For the past four years Brian has sacrificed time and money, sweat and blood, and fun with both his family and me to guide Rosemead High School's Class of 2005. Many of these kids were students of mine in multiple classes over their four years. Some suffered through my various English classes: freshman, sophomore or senior college prep classes, English 3, sophomore honors, and senior advanced placement. Others took journalism and were on staff of Panther's Tale, the school newspaper. Still others were in a club I advised such as FBLA or SAVE. I watched many of them grow up, both intellectually and socially at "A Better Place to Go to School" (the official RHS motto). What better way to send them off into the cruel world than a trip to Disneyland.


While most were frightened away I took the bull by the horns and sat right next to the district superintendent, even getting her to pose with me. Props to the mayor of Temple City who sneaked a sneer into the photo.




Elizabeth Ishida, the best Rosemead had to offer in 2005. Senior Class President, Panther's Tale Editor-in-Chief, FBLA Gold Coast Vice President, and the best writer in AP English to list just a few. Good Luck at UCLA!




Kosal Taing and Shuk Chan. Except for the giant diaper sophomore year, cutting holes in a hotel sheet so that I was awakened by "the ghost of Gary Porter's Mom" or getting arrested in Chicago while driving the wrong way on a one-way street there's no real way to describe Kosal.




Mike and Jimmy Valdivia, Rosemead's top wrestler and the cameraman on the Judges 2.




Isaac Vazquez, Mike, Bun Vouen, and Henry "Toad" Ten Napel




Meet the man with weakest bladder at Disneyland. We weren't five minutes inside the park before Mike needed to drain his "big muscle." This was to be repeated several more times this night.




To infinity and beyond.




I got killed on the Buzz Lightyear ride by these two schmucks (and Bill Crockwell, who joined us for the battle).




Seeing as a guy was just killed on Big Thunder Mountain a couple of months ago some of this was real fear.




Bonus points to the Indiana Jones worker for scoring some grill time in my picture.




Evidently Mike misunderstood why they call it Splash Mountain because he soaked Brian and me.




Ass blowers rule.




Just to mess with Crockwell who was doing his duty waiting in the chaperone area around 1 a.m., we paged a Rosemead representative and then hid around the corner.
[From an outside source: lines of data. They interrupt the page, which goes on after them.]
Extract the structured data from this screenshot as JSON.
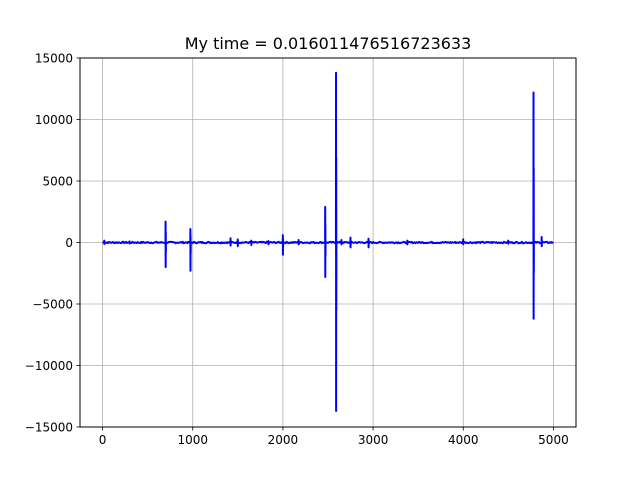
{
  "chart_data": {
    "type": "line",
    "title": "My time = 0.016011476516723633",
    "xlabel": "",
    "ylabel": "",
    "xlim": [
      -250,
      5250
    ],
    "ylim": [
      -15000,
      15000
    ],
    "grid": true,
    "x_ticks": [
      0,
      1000,
      2000,
      3000,
      4000,
      5000
    ],
    "x_tick_labels": [
      "0",
      "1000",
      "2000",
      "3000",
      "4000",
      "5000"
    ],
    "y_ticks": [
      15000,
      10000,
      5000,
      0,
      -5000,
      -10000,
      -15000
    ],
    "y_tick_labels": [
      "15000",
      "10000",
      "5000",
      "0",
      "−5000",
      "−10000",
      "−15000"
    ],
    "series": [
      {
        "color": "#0000ff",
        "x_range": [
          0,
          5000
        ],
        "baseline_noise": 60,
        "spikes": [
          {
            "x": 20,
            "max": 150,
            "min": -120
          },
          {
            "x": 300,
            "max": 90,
            "min": -80
          },
          {
            "x": 700,
            "max": 1700,
            "min": -2000
          },
          {
            "x": 975,
            "max": 1100,
            "min": -2300
          },
          {
            "x": 1420,
            "max": 350,
            "min": -250
          },
          {
            "x": 1500,
            "max": 250,
            "min": -300
          },
          {
            "x": 1650,
            "max": 150,
            "min": -200
          },
          {
            "x": 1840,
            "max": 120,
            "min": -150
          },
          {
            "x": 2000,
            "max": 600,
            "min": -1000
          },
          {
            "x": 2175,
            "max": 200,
            "min": -150
          },
          {
            "x": 2470,
            "max": 2900,
            "min": -2800
          },
          {
            "x": 2590,
            "max": 13800,
            "min": -13700
          },
          {
            "x": 2650,
            "max": 200,
            "min": -150
          },
          {
            "x": 2750,
            "max": 400,
            "min": -400
          },
          {
            "x": 2950,
            "max": 300,
            "min": -400
          },
          {
            "x": 3380,
            "max": 150,
            "min": -150
          },
          {
            "x": 4000,
            "max": 250,
            "min": -150
          },
          {
            "x": 4500,
            "max": 150,
            "min": -100
          },
          {
            "x": 4780,
            "max": 12200,
            "min": -6200
          },
          {
            "x": 4870,
            "max": 450,
            "min": -300
          }
        ]
      }
    ]
  }
}
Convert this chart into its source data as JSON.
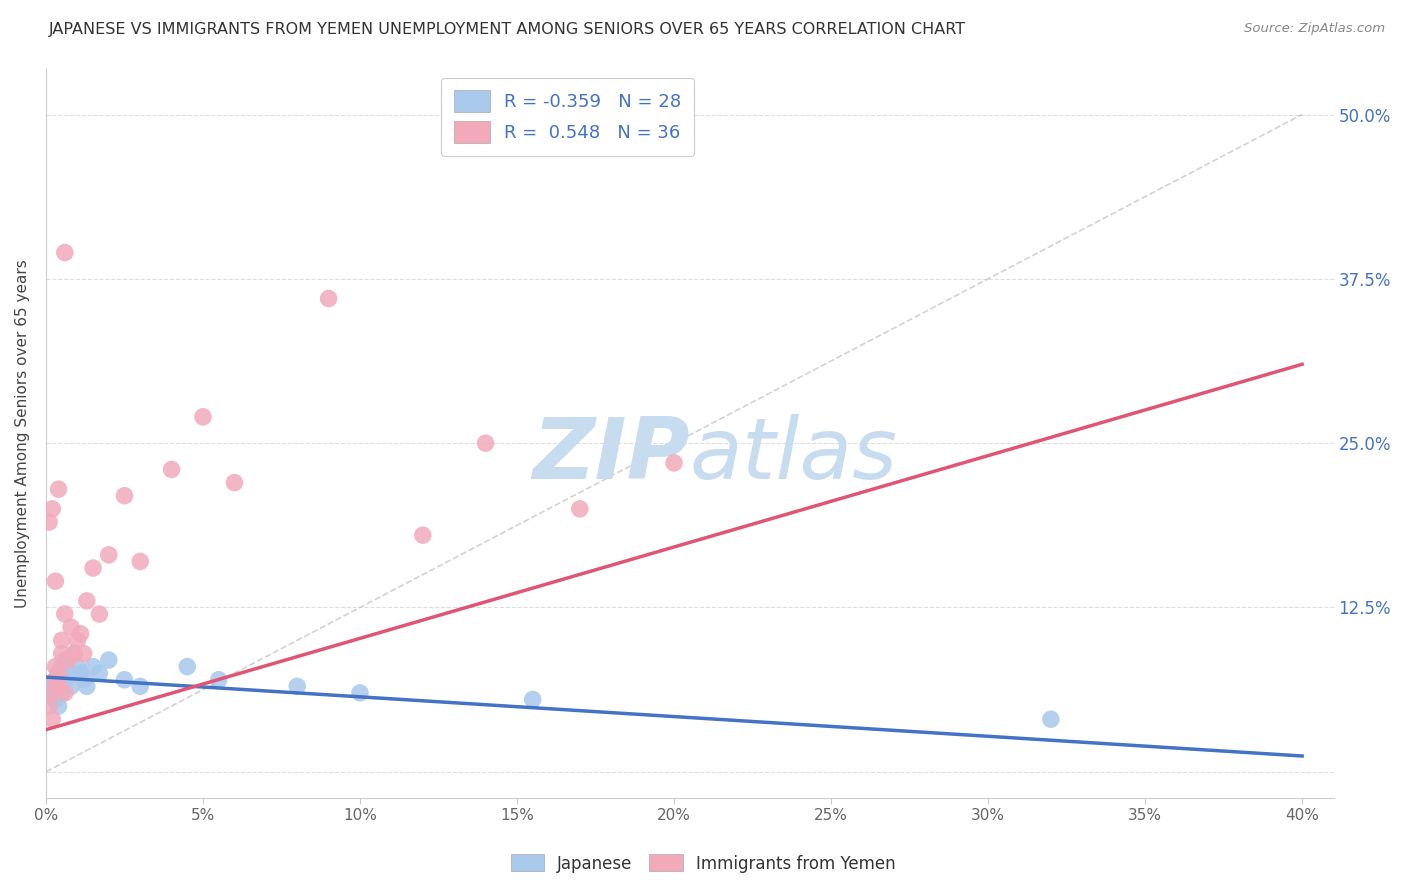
{
  "title": "JAPANESE VS IMMIGRANTS FROM YEMEN UNEMPLOYMENT AMONG SENIORS OVER 65 YEARS CORRELATION CHART",
  "source_text": "Source: ZipAtlas.com",
  "ylabel": "Unemployment Among Seniors over 65 years",
  "xlim": [
    0.0,
    0.41
  ],
  "ylim": [
    -0.02,
    0.535
  ],
  "xtick_vals": [
    0.0,
    0.05,
    0.1,
    0.15,
    0.2,
    0.25,
    0.3,
    0.35,
    0.4
  ],
  "ytick_right_vals": [
    0.0,
    0.125,
    0.25,
    0.375,
    0.5
  ],
  "ytick_right_labels": [
    "",
    "12.5%",
    "25.0%",
    "37.5%",
    "50.0%"
  ],
  "legend_blue_label": "Japanese",
  "legend_pink_label": "Immigrants from Yemen",
  "R_blue": -0.359,
  "N_blue": 28,
  "R_pink": 0.548,
  "N_pink": 36,
  "blue_color": "#A8C8EC",
  "pink_color": "#F2AABB",
  "blue_line_color": "#4472C4",
  "pink_line_color": "#E05575",
  "diag_color": "#C0C0C0",
  "watermark_color": "#C8DCF0",
  "background_color": "#FFFFFF",
  "grid_color": "#DDDDDD",
  "blue_trend_x0": 0.0,
  "blue_trend_y0": 0.072,
  "blue_trend_x1": 0.4,
  "blue_trend_y1": 0.012,
  "pink_trend_x0": 0.0,
  "pink_trend_y0": 0.032,
  "pink_trend_x1": 0.4,
  "pink_trend_y1": 0.31,
  "jap_x": [
    0.001,
    0.002,
    0.003,
    0.003,
    0.004,
    0.004,
    0.005,
    0.005,
    0.006,
    0.006,
    0.007,
    0.008,
    0.009,
    0.01,
    0.011,
    0.012,
    0.013,
    0.015,
    0.017,
    0.02,
    0.025,
    0.03,
    0.045,
    0.055,
    0.08,
    0.1,
    0.155,
    0.32
  ],
  "jap_y": [
    0.06,
    0.065,
    0.07,
    0.055,
    0.075,
    0.05,
    0.08,
    0.06,
    0.085,
    0.07,
    0.075,
    0.065,
    0.09,
    0.08,
    0.075,
    0.07,
    0.065,
    0.08,
    0.075,
    0.085,
    0.07,
    0.065,
    0.08,
    0.07,
    0.065,
    0.06,
    0.055,
    0.04
  ],
  "yem_x": [
    0.001,
    0.002,
    0.002,
    0.003,
    0.003,
    0.004,
    0.004,
    0.005,
    0.005,
    0.006,
    0.006,
    0.007,
    0.008,
    0.009,
    0.01,
    0.011,
    0.012,
    0.013,
    0.015,
    0.017,
    0.02,
    0.025,
    0.03,
    0.04,
    0.05,
    0.06,
    0.09,
    0.12,
    0.14,
    0.17,
    0.2,
    0.001,
    0.003,
    0.002,
    0.004,
    0.006
  ],
  "yem_y": [
    0.05,
    0.06,
    0.04,
    0.07,
    0.08,
    0.065,
    0.075,
    0.09,
    0.1,
    0.12,
    0.06,
    0.085,
    0.11,
    0.09,
    0.1,
    0.105,
    0.09,
    0.13,
    0.155,
    0.12,
    0.165,
    0.21,
    0.16,
    0.23,
    0.27,
    0.22,
    0.36,
    0.18,
    0.25,
    0.2,
    0.235,
    0.19,
    0.145,
    0.2,
    0.215,
    0.395
  ]
}
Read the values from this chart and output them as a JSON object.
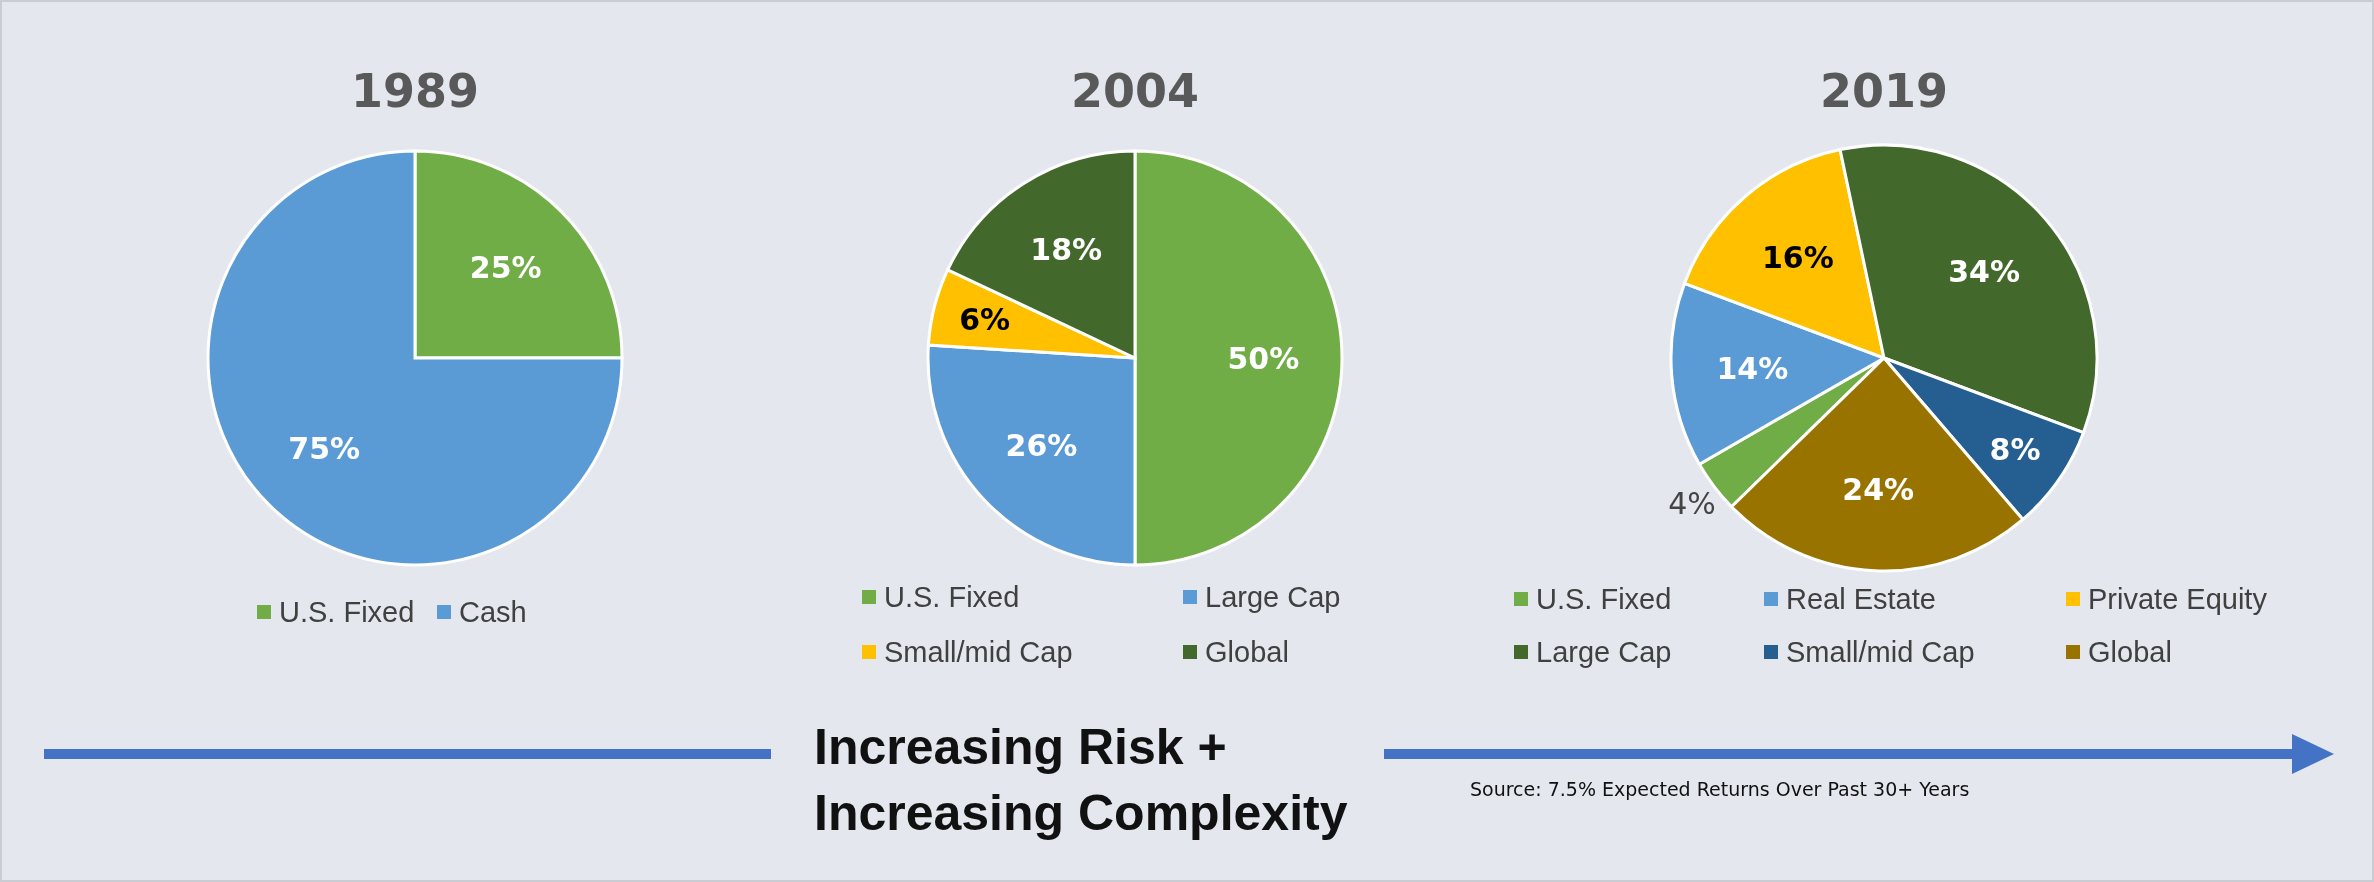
{
  "chart_data": [
    {
      "type": "pie",
      "title": "1989",
      "categories": [
        "U.S. Fixed",
        "Cash"
      ],
      "values": [
        25,
        75
      ],
      "colors": [
        "#70ad47",
        "#5b9bd5"
      ],
      "value_labels": [
        "25%",
        "75%"
      ],
      "legend": "bottom"
    },
    {
      "type": "pie",
      "title": "2004",
      "categories": [
        "U.S. Fixed",
        "Large Cap",
        "Small/mid Cap",
        "Global"
      ],
      "values": [
        50,
        26,
        6,
        18
      ],
      "colors": [
        "#70ad47",
        "#5b9bd5",
        "#ffc000",
        "#43682b"
      ],
      "value_labels": [
        "50%",
        "26%",
        "6%",
        "18%"
      ],
      "legend": "bottom"
    },
    {
      "type": "pie",
      "title": "2019",
      "categories": [
        "U.S. Fixed",
        "Real Estate",
        "Private Equity",
        "Large Cap",
        "Small/mid Cap",
        "Global"
      ],
      "values": [
        4,
        14,
        16,
        34,
        8,
        24
      ],
      "colors": [
        "#70ad47",
        "#5b9bd5",
        "#ffc000",
        "#43682b",
        "#255e91",
        "#997300"
      ],
      "value_labels": [
        "4%",
        "14%",
        "16%",
        "34%",
        "8%",
        "24%"
      ],
      "legend": "bottom",
      "annotations": [
        "Increasing Risk + Increasing Complexity",
        "Source: 7.5% Expected Returns Over Past 30+ Years"
      ]
    }
  ]
}
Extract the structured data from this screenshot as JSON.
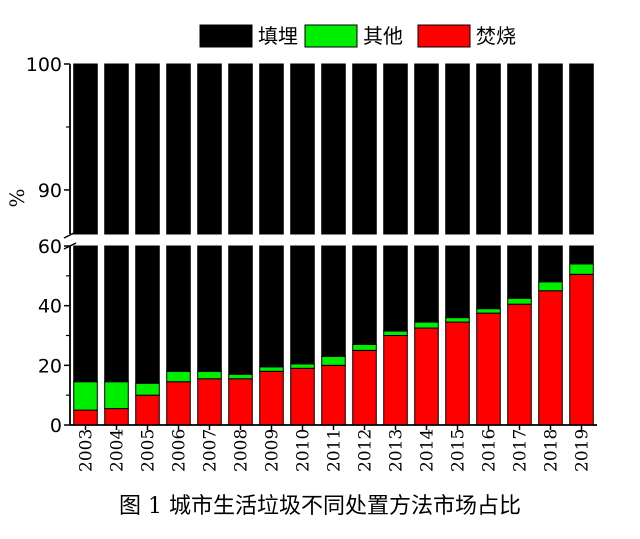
{
  "chart_data": {
    "type": "bar",
    "stacked": true,
    "broken_y_axis": true,
    "categories": [
      "2003",
      "2004",
      "2005",
      "2006",
      "2007",
      "2008",
      "2009",
      "2010",
      "2011",
      "2012",
      "2013",
      "2014",
      "2015",
      "2016",
      "2017",
      "2018",
      "2019"
    ],
    "series": [
      {
        "name": "焚烧",
        "color": "#ff0000",
        "values": [
          5,
          5.5,
          10,
          14.5,
          15.5,
          15.5,
          18,
          19,
          20,
          25,
          30,
          32.5,
          34.5,
          37.5,
          40.5,
          45,
          50.5
        ]
      },
      {
        "name": "其他",
        "color": "#00ee00",
        "values": [
          9.5,
          9,
          4,
          3.5,
          2.5,
          1.5,
          1.5,
          1.5,
          3,
          2,
          1.5,
          2,
          1.5,
          1.5,
          2,
          3,
          3.5
        ]
      },
      {
        "name": "填埋",
        "color": "#000000",
        "values": [
          85.5,
          85.5,
          86,
          82,
          82,
          83,
          80.5,
          79.5,
          77,
          73,
          68.5,
          65.5,
          64,
          61,
          57.5,
          52,
          46
        ]
      }
    ],
    "ylabel": "%",
    "upper_panel": {
      "ylim": [
        86.5,
        100
      ],
      "ticks": [
        "90",
        "100"
      ]
    },
    "lower_panel": {
      "ylim": [
        0,
        60
      ],
      "ticks": [
        "0",
        "20",
        "40",
        "60"
      ]
    },
    "legend_position": "top",
    "title": ""
  },
  "caption": "图 1  城市生活垃圾不同处置方法市场占比"
}
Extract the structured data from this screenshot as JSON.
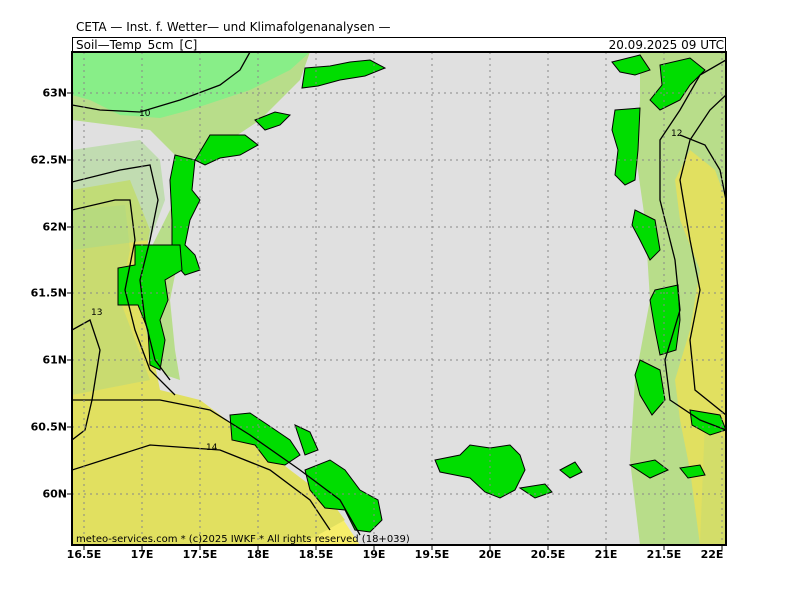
{
  "header": {
    "title": "CETA — Inst. f. Wetter— und Klimafolgenanalysen —",
    "subtitle": "Soil—Temp_5cm_[C]",
    "timestamp": "20.09.2025  09  UTC"
  },
  "map": {
    "lat_ticks": [
      "63N",
      "62.5N",
      "62N",
      "61.5N",
      "61N",
      "60.5N",
      "60N"
    ],
    "lon_ticks": [
      "16.5E",
      "17E",
      "17.5E",
      "18E",
      "18.5E",
      "19E",
      "19.5E",
      "20E",
      "20.5E",
      "21E",
      "21.5E",
      "22E"
    ],
    "contour_labels": [
      "10",
      "12",
      "13",
      "14"
    ],
    "colors": {
      "sea": "#e0e0e0",
      "temp_lt_10": "#88ee88",
      "temp_10_11": "#b8dd8a",
      "temp_11_12": "#a8d88a",
      "temp_12_13": "#c9db70",
      "temp_13_14": "#e1e060",
      "temp_14_15": "#f7ee6a",
      "coast_fill": "#00dd00"
    }
  },
  "footer": {
    "credit": "meteo-services.com  *  (c)2025  IWKF  *  All  rights  reserved  (18+039)"
  }
}
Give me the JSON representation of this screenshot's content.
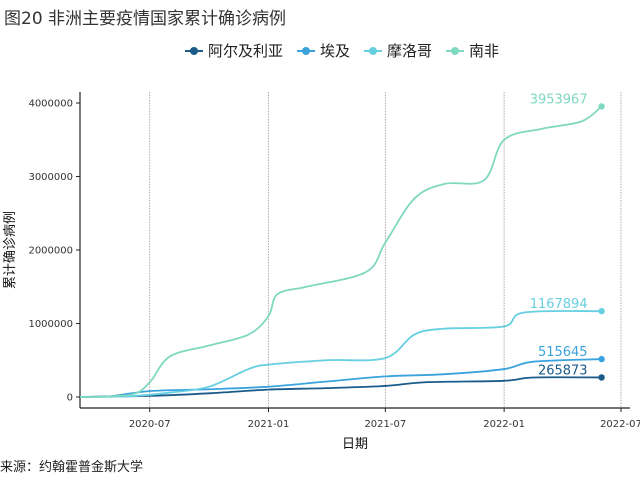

After a seeming false alarm he returned to his seat and we did it again. That's right, we are grown men with college educations charged with educating America's future.




Suddenly it all became clear to young Will.




Jorge Peniche enjoys a wild ride provided by Mr. Toad.




RAZ!




RAAAAZ!




RAAAAAAAZZZZ!




Of the four buses that brought us only three returned. Guess whose bus was missing.




Fack!




So the kids waited in the parking lot.




Some with more dignity than others. (My deepest apologies, Shannon, but you left me no alternative.)




Finally Brian had the kids pretend there actually was a bus and put them in order.




Of course there is no standing when the bus is in motion.




The bus finally arrived 20 minutes later and the hour-long ride home began.




We soon discovered they sent us a smaller bus and kids were forced to sit in the aisle.




Of course, as the kids started to inevitably fall asleep the pranks followed shortly. Samantha Tran was the first victim.




Good morning, Sam.




Brandon Wong gets an earful from Brian.




Then came Felix Wong.




Whiskers for Felix the Cat.




Uh oh, looks like the sandman sprinkled some sleepy dust on someone.




Nobody told Brandon when the bus arrived at the school. Welcome to the real world, dude.